Chorus is now ahead of target building the UFB network, which is expected to deliver long-term profit growth along with its residual rural broadband services, UBS says. Facing regulatory uncertainty, such as regulated copper service price cuts that Chorus said left a $1 billion hole in funding for the government-sponsored national roll-out of fibre-optic cable, the network provider has focused on its cash management and reshaping its operating model, including introducing new products.
"Although Chorus's investment story remains complex, progress on non-regulatory issues is positive," UBS analysts Richard Eary, Tristan Joll and Eric Choi wrote in a July 28 report. "We retain the view that fundamental value will emerge beyond the regulatory maelstrom."
Earlier this month, Chorus cut a deal with Crown Fibre Holdings, the government body overseeing the UFB rollout, to bring forward funding of $178 million though at a high interest rate and the expense of dividends.
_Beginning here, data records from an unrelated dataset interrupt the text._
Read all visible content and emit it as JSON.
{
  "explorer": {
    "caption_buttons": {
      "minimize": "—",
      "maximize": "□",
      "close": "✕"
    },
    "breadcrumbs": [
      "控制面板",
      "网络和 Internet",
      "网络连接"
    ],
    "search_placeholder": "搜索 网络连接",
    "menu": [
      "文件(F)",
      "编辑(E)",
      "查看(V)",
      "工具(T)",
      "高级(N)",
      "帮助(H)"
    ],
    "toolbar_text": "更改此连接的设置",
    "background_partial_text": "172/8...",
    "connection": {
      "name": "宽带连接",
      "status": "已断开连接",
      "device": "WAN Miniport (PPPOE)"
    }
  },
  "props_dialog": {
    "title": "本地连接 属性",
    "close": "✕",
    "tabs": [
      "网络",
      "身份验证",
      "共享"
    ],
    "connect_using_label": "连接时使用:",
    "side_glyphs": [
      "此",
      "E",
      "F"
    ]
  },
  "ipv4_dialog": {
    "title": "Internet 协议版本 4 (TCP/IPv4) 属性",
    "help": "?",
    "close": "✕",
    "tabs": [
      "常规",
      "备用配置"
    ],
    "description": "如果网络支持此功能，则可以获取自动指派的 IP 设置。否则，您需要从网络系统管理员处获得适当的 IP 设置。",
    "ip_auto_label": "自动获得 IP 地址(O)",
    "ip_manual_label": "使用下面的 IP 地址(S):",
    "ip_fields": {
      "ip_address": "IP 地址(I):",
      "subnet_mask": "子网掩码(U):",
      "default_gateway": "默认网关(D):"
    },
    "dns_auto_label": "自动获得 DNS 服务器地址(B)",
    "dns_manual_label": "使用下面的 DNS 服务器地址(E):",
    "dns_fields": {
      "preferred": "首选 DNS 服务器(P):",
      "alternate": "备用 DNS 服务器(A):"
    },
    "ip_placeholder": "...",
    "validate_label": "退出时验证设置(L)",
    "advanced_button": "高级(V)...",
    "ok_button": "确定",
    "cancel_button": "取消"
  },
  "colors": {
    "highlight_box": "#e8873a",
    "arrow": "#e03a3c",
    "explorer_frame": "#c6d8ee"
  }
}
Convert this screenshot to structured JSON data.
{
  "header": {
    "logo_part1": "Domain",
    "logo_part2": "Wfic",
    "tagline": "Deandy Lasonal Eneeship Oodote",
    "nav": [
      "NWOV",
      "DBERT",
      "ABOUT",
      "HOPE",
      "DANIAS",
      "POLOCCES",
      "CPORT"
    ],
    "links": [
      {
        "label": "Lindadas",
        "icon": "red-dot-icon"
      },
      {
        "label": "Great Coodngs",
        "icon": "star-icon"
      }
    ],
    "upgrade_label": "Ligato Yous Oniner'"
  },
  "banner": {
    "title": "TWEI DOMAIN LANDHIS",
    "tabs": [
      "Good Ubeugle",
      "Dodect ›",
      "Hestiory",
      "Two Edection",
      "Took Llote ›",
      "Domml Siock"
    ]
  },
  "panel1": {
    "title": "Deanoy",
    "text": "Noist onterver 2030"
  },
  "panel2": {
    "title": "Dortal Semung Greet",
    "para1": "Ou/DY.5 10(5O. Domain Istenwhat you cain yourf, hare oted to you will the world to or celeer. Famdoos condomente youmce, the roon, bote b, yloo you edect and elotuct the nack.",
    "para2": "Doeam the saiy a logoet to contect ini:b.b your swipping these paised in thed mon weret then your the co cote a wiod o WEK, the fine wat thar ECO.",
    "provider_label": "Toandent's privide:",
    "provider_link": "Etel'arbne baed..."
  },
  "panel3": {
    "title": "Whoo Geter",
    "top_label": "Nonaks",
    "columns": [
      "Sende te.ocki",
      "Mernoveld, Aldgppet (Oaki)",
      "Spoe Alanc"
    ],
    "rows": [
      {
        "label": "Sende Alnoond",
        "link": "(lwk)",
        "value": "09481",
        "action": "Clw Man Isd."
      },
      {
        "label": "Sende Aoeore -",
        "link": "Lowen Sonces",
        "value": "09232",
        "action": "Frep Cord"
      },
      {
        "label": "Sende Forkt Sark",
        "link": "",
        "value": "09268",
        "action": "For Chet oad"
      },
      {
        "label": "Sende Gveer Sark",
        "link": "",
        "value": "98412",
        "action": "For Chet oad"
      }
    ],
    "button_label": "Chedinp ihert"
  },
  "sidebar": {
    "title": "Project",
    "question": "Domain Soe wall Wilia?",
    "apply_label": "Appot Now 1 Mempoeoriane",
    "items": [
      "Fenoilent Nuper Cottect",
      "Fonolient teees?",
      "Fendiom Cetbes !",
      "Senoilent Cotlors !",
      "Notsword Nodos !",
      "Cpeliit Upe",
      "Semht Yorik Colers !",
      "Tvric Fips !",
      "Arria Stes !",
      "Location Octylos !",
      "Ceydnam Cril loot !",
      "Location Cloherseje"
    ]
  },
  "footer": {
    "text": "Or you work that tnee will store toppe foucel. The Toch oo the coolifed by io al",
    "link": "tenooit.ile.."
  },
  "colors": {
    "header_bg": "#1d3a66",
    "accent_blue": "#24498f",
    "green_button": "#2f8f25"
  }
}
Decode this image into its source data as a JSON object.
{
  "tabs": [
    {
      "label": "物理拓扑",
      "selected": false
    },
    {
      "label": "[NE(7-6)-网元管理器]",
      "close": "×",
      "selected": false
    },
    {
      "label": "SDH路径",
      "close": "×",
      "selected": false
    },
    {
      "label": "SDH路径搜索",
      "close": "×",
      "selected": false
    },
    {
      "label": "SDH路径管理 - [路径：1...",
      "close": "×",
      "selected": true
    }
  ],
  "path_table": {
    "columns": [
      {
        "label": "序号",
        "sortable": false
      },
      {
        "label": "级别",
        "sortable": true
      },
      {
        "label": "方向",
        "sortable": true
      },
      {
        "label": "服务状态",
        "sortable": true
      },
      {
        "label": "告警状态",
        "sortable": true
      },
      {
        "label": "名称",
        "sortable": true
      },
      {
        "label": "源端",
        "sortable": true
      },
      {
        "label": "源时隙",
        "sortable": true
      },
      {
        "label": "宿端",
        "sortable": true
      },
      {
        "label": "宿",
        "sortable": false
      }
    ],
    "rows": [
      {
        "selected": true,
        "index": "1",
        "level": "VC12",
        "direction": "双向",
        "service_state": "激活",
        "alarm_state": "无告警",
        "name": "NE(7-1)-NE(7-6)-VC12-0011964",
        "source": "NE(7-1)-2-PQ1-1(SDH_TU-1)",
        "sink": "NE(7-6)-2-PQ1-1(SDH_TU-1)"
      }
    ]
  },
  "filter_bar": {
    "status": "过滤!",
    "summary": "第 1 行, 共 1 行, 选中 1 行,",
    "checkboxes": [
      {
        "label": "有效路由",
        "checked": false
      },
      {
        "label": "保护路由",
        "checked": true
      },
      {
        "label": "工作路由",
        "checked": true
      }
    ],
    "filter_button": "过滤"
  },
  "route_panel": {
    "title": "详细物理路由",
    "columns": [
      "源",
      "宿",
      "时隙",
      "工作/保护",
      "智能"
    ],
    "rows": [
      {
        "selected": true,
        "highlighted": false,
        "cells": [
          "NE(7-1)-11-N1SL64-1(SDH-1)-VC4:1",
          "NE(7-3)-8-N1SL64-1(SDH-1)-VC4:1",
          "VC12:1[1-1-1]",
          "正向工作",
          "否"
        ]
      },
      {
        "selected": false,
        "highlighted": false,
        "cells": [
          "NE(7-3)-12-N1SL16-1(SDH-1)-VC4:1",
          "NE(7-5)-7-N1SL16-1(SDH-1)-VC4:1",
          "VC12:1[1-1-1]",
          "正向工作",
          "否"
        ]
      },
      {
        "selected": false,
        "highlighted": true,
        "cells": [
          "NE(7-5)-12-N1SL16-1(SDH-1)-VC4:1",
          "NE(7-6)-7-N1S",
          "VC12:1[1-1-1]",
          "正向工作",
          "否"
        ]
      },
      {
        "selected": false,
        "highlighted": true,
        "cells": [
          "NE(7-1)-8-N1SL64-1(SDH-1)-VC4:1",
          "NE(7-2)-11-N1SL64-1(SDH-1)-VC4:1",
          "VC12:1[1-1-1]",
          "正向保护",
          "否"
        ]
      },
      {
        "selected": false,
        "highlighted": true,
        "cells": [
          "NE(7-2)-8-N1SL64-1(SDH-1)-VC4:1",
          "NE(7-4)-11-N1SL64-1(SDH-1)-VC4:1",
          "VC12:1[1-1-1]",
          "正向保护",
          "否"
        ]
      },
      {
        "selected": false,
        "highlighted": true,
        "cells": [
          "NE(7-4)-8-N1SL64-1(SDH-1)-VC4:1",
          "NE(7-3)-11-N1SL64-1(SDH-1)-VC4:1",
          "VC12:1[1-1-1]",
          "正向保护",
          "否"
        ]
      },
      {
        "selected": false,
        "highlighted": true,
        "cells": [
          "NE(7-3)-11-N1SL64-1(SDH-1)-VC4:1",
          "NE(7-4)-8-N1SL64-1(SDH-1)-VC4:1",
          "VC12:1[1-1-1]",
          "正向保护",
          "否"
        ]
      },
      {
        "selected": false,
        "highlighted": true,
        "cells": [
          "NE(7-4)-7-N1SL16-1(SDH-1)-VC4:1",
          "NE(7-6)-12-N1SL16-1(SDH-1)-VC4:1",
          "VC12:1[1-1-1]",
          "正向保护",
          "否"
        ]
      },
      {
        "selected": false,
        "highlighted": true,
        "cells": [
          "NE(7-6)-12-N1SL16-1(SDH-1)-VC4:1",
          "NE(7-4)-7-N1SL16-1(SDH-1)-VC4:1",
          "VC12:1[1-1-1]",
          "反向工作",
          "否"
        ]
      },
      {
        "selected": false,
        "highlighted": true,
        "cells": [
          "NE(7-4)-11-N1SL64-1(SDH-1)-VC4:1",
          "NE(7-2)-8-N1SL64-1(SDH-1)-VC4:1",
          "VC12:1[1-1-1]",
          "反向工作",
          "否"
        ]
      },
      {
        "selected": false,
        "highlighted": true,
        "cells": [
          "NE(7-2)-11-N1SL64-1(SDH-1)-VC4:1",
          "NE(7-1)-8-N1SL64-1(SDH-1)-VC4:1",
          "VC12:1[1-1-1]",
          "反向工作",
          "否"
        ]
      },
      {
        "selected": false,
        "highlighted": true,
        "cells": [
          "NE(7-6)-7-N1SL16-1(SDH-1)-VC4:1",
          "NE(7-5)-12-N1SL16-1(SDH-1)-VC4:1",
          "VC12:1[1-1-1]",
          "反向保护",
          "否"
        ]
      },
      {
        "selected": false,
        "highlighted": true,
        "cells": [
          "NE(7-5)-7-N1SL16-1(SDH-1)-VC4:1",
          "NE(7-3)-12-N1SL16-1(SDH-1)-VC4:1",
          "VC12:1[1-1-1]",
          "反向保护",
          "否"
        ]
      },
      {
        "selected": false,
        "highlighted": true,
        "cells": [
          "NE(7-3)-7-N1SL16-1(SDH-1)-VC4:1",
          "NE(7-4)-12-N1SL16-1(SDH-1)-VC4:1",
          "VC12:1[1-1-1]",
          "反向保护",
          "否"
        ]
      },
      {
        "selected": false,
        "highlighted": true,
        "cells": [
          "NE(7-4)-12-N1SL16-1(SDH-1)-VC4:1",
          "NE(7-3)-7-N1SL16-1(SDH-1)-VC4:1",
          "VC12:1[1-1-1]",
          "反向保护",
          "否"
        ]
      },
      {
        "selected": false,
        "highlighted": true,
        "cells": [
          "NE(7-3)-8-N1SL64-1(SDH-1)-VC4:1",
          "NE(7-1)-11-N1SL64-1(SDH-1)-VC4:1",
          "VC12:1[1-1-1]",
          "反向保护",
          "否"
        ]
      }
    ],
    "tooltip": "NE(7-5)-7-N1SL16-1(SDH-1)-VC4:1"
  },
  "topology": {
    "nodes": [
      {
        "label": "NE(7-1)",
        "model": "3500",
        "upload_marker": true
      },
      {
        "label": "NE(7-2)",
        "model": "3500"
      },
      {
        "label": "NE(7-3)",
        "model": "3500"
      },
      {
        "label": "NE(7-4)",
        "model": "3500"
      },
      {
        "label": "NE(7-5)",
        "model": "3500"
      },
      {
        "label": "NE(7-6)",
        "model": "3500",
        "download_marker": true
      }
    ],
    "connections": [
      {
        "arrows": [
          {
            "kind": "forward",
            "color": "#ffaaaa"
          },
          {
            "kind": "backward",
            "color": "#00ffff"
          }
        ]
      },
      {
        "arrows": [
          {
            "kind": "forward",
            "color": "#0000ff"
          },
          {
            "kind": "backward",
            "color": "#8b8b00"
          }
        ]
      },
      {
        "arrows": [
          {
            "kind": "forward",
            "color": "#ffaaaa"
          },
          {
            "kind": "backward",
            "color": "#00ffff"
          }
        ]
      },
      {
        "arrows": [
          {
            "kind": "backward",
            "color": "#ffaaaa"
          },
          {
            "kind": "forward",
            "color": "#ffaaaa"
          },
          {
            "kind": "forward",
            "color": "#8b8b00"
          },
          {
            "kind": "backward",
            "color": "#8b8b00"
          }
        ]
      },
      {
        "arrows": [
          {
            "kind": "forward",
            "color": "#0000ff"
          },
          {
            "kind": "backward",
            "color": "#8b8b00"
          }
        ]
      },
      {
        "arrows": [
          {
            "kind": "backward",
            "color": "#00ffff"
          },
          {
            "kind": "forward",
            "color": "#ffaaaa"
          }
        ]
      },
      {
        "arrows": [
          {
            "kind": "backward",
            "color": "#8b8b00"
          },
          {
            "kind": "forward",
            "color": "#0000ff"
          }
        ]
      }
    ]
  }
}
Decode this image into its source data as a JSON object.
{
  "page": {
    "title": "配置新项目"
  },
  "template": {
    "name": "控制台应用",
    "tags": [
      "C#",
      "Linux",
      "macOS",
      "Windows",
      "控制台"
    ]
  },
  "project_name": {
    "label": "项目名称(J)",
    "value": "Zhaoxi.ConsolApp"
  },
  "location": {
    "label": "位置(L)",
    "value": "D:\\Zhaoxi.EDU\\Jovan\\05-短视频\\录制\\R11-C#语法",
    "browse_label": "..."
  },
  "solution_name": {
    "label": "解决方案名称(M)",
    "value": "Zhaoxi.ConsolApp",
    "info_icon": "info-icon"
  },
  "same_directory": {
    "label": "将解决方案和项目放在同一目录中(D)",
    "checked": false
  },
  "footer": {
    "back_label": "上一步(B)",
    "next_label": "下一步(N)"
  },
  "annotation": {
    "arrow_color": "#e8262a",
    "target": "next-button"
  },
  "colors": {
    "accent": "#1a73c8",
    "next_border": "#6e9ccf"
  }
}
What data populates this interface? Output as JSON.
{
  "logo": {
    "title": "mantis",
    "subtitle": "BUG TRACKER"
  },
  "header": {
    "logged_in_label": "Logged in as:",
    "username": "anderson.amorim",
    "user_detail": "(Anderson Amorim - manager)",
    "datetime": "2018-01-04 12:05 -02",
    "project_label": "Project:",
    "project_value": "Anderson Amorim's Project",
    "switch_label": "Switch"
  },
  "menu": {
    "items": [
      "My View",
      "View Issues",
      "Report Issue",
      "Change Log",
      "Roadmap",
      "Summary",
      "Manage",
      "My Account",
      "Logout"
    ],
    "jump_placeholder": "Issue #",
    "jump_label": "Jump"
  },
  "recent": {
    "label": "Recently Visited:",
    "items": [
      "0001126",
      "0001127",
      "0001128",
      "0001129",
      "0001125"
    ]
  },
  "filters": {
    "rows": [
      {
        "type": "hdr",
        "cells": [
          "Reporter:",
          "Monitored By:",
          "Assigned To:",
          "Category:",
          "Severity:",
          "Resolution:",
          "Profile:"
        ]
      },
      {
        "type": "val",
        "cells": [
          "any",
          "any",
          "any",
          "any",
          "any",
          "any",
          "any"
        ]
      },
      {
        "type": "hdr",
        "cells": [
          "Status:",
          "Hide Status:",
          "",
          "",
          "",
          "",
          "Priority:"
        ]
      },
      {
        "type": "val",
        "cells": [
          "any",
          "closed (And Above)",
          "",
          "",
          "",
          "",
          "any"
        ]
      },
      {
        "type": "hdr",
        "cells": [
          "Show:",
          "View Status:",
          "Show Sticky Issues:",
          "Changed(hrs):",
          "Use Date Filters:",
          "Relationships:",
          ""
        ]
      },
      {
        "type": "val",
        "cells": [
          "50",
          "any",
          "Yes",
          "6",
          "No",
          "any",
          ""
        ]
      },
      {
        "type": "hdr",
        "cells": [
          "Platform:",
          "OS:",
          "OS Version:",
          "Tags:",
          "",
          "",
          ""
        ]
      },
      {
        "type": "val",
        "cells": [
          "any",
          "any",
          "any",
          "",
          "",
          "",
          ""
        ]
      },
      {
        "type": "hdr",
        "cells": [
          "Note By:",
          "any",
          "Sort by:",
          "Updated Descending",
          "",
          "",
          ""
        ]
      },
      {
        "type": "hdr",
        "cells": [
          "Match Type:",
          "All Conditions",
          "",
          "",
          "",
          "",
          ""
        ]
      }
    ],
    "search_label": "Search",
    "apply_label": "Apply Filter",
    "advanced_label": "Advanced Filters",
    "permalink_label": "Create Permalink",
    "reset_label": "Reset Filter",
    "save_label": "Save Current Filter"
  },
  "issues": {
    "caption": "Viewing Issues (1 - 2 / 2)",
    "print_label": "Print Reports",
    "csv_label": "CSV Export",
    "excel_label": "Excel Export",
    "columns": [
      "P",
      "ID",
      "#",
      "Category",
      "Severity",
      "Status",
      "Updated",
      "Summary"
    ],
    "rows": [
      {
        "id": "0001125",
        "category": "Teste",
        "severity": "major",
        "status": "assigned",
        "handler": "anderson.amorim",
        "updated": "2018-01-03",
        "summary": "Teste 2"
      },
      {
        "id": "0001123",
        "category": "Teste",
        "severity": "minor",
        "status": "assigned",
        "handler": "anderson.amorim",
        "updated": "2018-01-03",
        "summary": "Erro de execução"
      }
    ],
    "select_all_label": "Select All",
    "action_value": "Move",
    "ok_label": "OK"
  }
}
In March, Crown Fibre gave Chorus greater flexibility in building the network provided it meets an agreed deadline. Chorus also gained more wiggle room under its banking covenants, allowing for weaker earnings relative to its borrowings.
Telecom's long-term profit growth is less clear, according to the UBS report. Income from its fixed lines fell 11 percent to $2.5 billion in the year ended June 30 2013, reflecting the migration of customers to the more competitive mobile market. According to 2013 census data, households with access to a fixed-line telephone fell to 81 percent from 88 percent in the 2006 census, while mobile access rose to 79 percent from 71 percent.
Telecom shares have advanced about 25 percent this year, outperforming the NZX 50 Index's 8.9 percent gain, "with little to support a bolder growth story longer term," UBS said. Telecom is cutting costs and rebranding in its shift away from declining fixed-line calling to focus on data, mobility, internet television and cloud services.
"Our regular tracking of market pricing reveals that competition remains intense," the UBS report said. "On one level this is driving product innovation. On another Telecom's strategic actions speak to a re-positioning of the business."
Shares of Chorus rose 1.2 percent to $1.735 in afternoon trading, below the UBS price target of $2.85. Telecom rose 1.8 percent, snapping four days of decline, to $2.825, above the UBS price target of $2.30.